Station counterprograms with ’70s sitcoms

By Paige Albiniak -- Broadcasting & Cable, 1/3/2005

TV audiences are welcoming back Kotter, Taxi, The Odd Couple and The Jeffersons. All four are part of WPIX New York’s nostalgic programming strategy. Up against a Saturday-night lineup of theatrical movies, owner Tribune chose to counterprogram, says Betty Ellen Berlamino, WPIX VP/GM. The WB is dark on Saturday nights, so WPIX had a free hand.

In October, the station stopped airing films and built on its existing sitcom strength. Since PIX has aired The Odd Couple in New York for years, it opted for an evening of beloved prime time comedies from 8 p.m. to 10 p.m.

So far, the comedy block’s ratings average a 2.0, about the same as the movies formerly shown in the time period.

To market “PIX at Night,” the station contracted Manhattan-based Squid Attack, a small animation studio, to create a sequence in which a cab driven by Taxi’s Tony Danza picks up characters from all four shows. The station also created fun interstitials to run inside the block, such as 1970s trivia and fashion flashbacks.

The Odd Couple came from The Program Exchange, a syndication time-bank run within New York-based ad agency Saatchi & Saatchi. The Program Exchange buys barter time from stations and fills it with programs acquired from big syndicators. (Paramount produced The Odd Couple and Taxi; The Program Exchange handles the barter time.) WPIX paid cash for Welcome Back, Kotter and The Jeffersons to Warner Bros. and Sony, respectively. No barter time is included in either show because there is no national clearance; thus, no national ads are run.
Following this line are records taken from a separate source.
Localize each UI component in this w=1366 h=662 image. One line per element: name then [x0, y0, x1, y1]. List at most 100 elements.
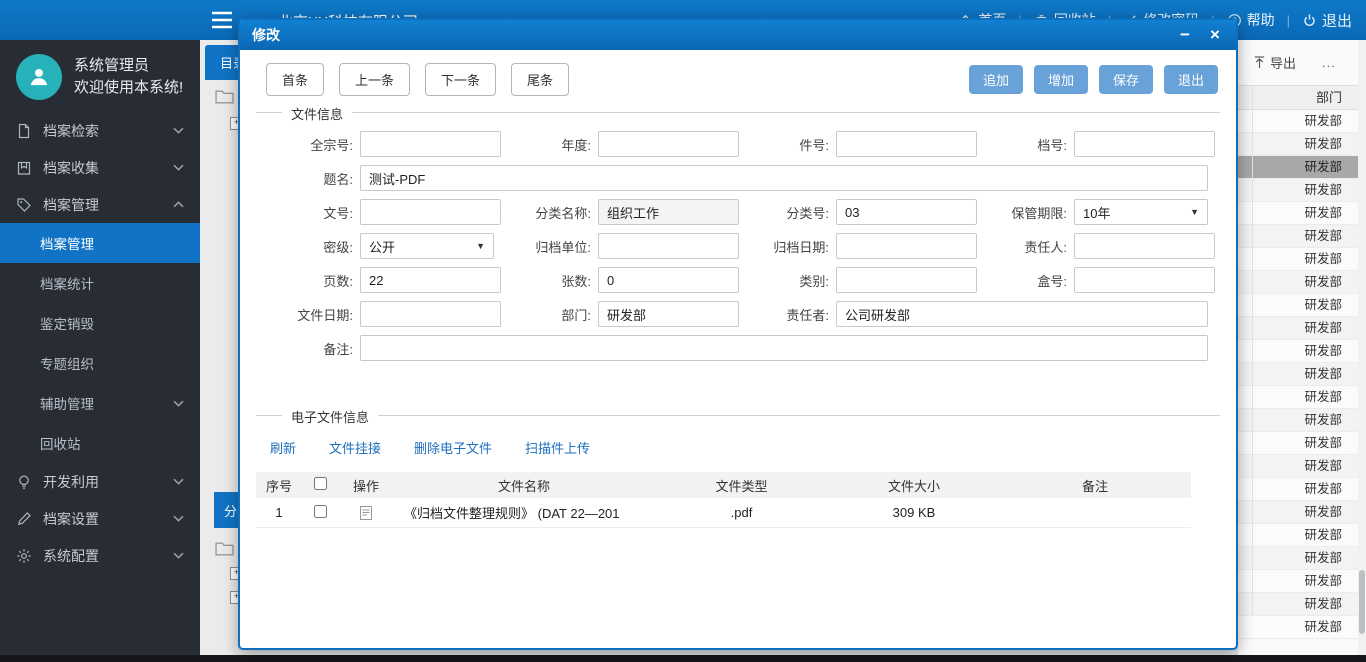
table-row[interactable]: 研发部: [1238, 294, 1358, 317]
form-field: 张数:: [494, 267, 739, 293]
table-row[interactable]: 研发部: [1238, 524, 1358, 547]
menu-label: 档案管理: [43, 196, 99, 213]
input-field[interactable]: [1074, 131, 1215, 157]
input-field[interactable]: [598, 233, 739, 259]
dialog-header[interactable]: 修改 − ×: [240, 20, 1236, 50]
export-button[interactable]: 导出: [1254, 53, 1296, 72]
efile-row[interactable]: 1 《归档文件整理规则》 (DAT 22—201 .pdf 309 KB: [256, 498, 1191, 528]
form-row: 文号: 分类名称: 分类号: 保管期限: 10年 ▼: [256, 199, 1236, 225]
sidebar-subitem-5[interactable]: 鉴定销毁: [0, 303, 200, 343]
table-row[interactable]: 研发部: [1238, 340, 1358, 363]
sidebar-item-11[interactable]: 系统配置: [0, 537, 200, 574]
efile-link-0[interactable]: 刷新: [270, 438, 296, 457]
table-row[interactable]: 研发部: [1238, 248, 1358, 271]
input-field[interactable]: [1074, 233, 1215, 259]
sidebar-subitem-6[interactable]: 专题组织: [0, 343, 200, 383]
efile-cell-check: [302, 498, 338, 528]
close-icon[interactable]: ×: [1202, 25, 1228, 45]
input-field[interactable]: [836, 267, 977, 293]
table-row[interactable]: 研发部: [1238, 478, 1358, 501]
input-field[interactable]: [598, 301, 739, 327]
row-checkbox[interactable]: [313, 504, 327, 518]
record-nav-button-0[interactable]: 首条: [266, 63, 325, 96]
record-nav-button-2[interactable]: 下一条: [425, 63, 497, 96]
input-field[interactable]: [836, 233, 977, 259]
pdf-file-icon[interactable]: [358, 505, 374, 521]
sidebar-subitem-3[interactable]: 档案管理: [0, 223, 200, 263]
table-row[interactable]: 研发部: [1238, 225, 1358, 248]
sidebar-subitem-7[interactable]: 辅助管理: [0, 383, 200, 423]
record-nav-button-1[interactable]: 上一条: [339, 63, 411, 96]
table-row[interactable]: 研发部: [1238, 363, 1358, 386]
input-field[interactable]: [1074, 267, 1215, 293]
table-row[interactable]: 研发部: [1238, 616, 1358, 639]
hamburger-menu-icon[interactable]: [211, 11, 233, 29]
table-row[interactable]: 研发部: [1238, 547, 1358, 570]
more-button[interactable]: ...: [1322, 55, 1336, 70]
input-field[interactable]: [598, 131, 739, 157]
table-row[interactable]: 研发部: [1238, 386, 1358, 409]
efile-link-3[interactable]: 扫描件上传: [525, 438, 590, 457]
form-field: 归档日期:: [732, 233, 977, 259]
input-field[interactable]: [836, 301, 1208, 327]
table-row[interactable]: 研发部: [1238, 179, 1358, 202]
input-field[interactable]: [598, 267, 739, 293]
action-button-1[interactable]: 增加: [1033, 65, 1088, 94]
table-row[interactable]: 研发部: [1238, 455, 1358, 478]
sidebar-item-9[interactable]: 开发利用: [0, 463, 200, 500]
select-field[interactable]: 公开 ▼: [360, 233, 494, 259]
column-divider: [1252, 85, 1253, 615]
table-row[interactable]: 研发部: [1238, 271, 1358, 294]
table-row[interactable]: 研发部: [1238, 110, 1358, 133]
table-row[interactable]: 研发部: [1238, 133, 1358, 156]
efile-link-1[interactable]: 文件挂接: [329, 438, 381, 457]
table-row[interactable]: 研发部: [1238, 570, 1358, 593]
edit-dialog: 修改 − × 首条 上一条 下一条 尾条 追加 增加 保存 退出 文件信息 全宗号: 年度: 件…: [238, 18, 1238, 650]
file-info-section: 文件信息: [256, 104, 1220, 123]
select-all-checkbox[interactable]: [313, 477, 327, 490]
minimize-icon[interactable]: −: [1172, 25, 1198, 45]
action-button-3[interactable]: 退出: [1163, 65, 1218, 94]
input-field[interactable]: [360, 335, 1208, 361]
action-button-0[interactable]: 追加: [968, 65, 1023, 94]
input-field[interactable]: [360, 131, 501, 157]
nav-label: 退出: [1321, 12, 1352, 30]
sidebar-item-2[interactable]: 档案管理: [0, 186, 200, 223]
input-field[interactable]: [836, 199, 977, 225]
form-field: 分类名称:: [494, 199, 739, 225]
efile-link-2[interactable]: 删除电子文件: [414, 438, 492, 457]
table-row[interactable]: 研发部: [1238, 202, 1358, 225]
select-field[interactable]: 10年 ▼: [1074, 199, 1208, 225]
table-row[interactable]: 研发部: [1238, 409, 1358, 432]
nav-power[interactable]: 退出: [1302, 10, 1352, 31]
sidebar-item-0[interactable]: 档案检索: [0, 112, 200, 149]
efile-table-header: 序号 操作 文件名称 文件类型 文件大小 备注: [256, 472, 1191, 498]
action-button-2[interactable]: 保存: [1098, 65, 1153, 94]
form-field: 密级: 公开 ▼: [256, 233, 494, 259]
sidebar-subitem-8[interactable]: 回收站: [0, 423, 200, 463]
vertical-scrollbar[interactable]: [1358, 40, 1366, 655]
input-field[interactable]: [360, 165, 1208, 191]
sidebar-subitem-4[interactable]: 档案统计: [0, 263, 200, 303]
dept-column-header[interactable]: 部门: [1238, 85, 1358, 110]
input-field[interactable]: [836, 131, 977, 157]
sidebar-item-1[interactable]: 档案收集: [0, 149, 200, 186]
table-row[interactable]: 研发部: [1238, 317, 1358, 340]
table-row[interactable]: 研发部: [1238, 156, 1358, 179]
table-row[interactable]: 研发部: [1238, 593, 1358, 616]
input-field[interactable]: [360, 301, 501, 327]
scrollbar-thumb[interactable]: [1359, 570, 1365, 634]
chevron-down-icon: [173, 127, 184, 134]
export-label: 导出: [1270, 56, 1297, 71]
file-info-legend: 文件信息: [282, 104, 353, 123]
input-field[interactable]: [360, 267, 501, 293]
record-nav-button-3[interactable]: 尾条: [511, 63, 570, 96]
sidebar-item-10[interactable]: 档案设置: [0, 500, 200, 537]
field-label: 题名:: [323, 171, 353, 187]
table-row[interactable]: 研发部: [1238, 432, 1358, 455]
table-row[interactable]: 研发部: [1238, 501, 1358, 524]
efile-cell-op: [338, 498, 394, 528]
field-label: 全宗号:: [310, 137, 353, 153]
input-field[interactable]: [360, 199, 501, 225]
input-field[interactable]: [598, 199, 739, 225]
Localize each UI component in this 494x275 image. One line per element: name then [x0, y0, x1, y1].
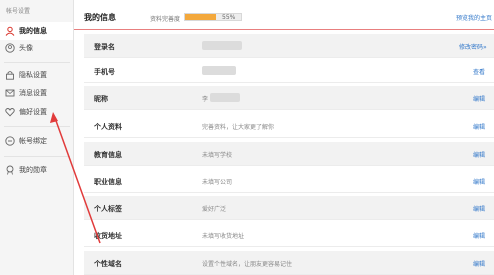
arrow-shaft — [54, 117, 101, 244]
annotation-arrow — [50, 112, 101, 244]
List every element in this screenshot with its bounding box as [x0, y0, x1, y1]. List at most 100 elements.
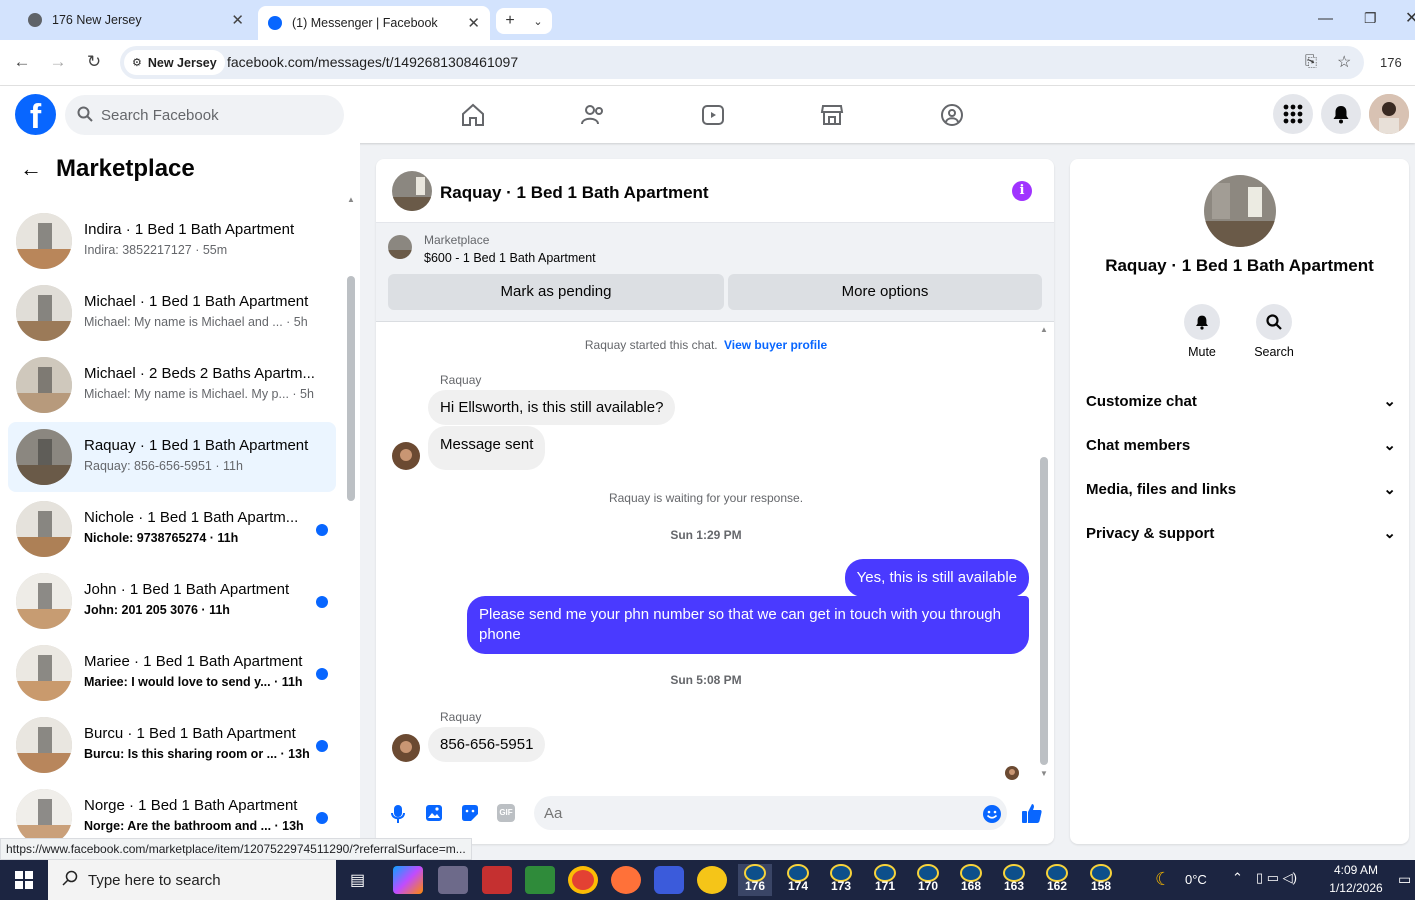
section-label: Privacy & support	[1086, 524, 1215, 542]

PIX Program Director Julie O’Neil is so enamored of the new slate, she has put together theme nights, such as marriage moments, in-laws and parents, and New York City plotlines.

Viewers are calling to express their thanks. Former actors are pleased, too. Welcome Back, Kotter’s Ron Palillo, who played the teenage Arnold Horshack, offered to host a night. O’Neil also hopes to convince Danza, who is currently hosting his own New York-based talk show, to participate.

“This strategy makes sense for us because we are a sitcom station,” says O’Neil. In fall 2005, PIX continues its Manhattan-centered shows, lining up Sex and the City to augment its late-night comedy lineup.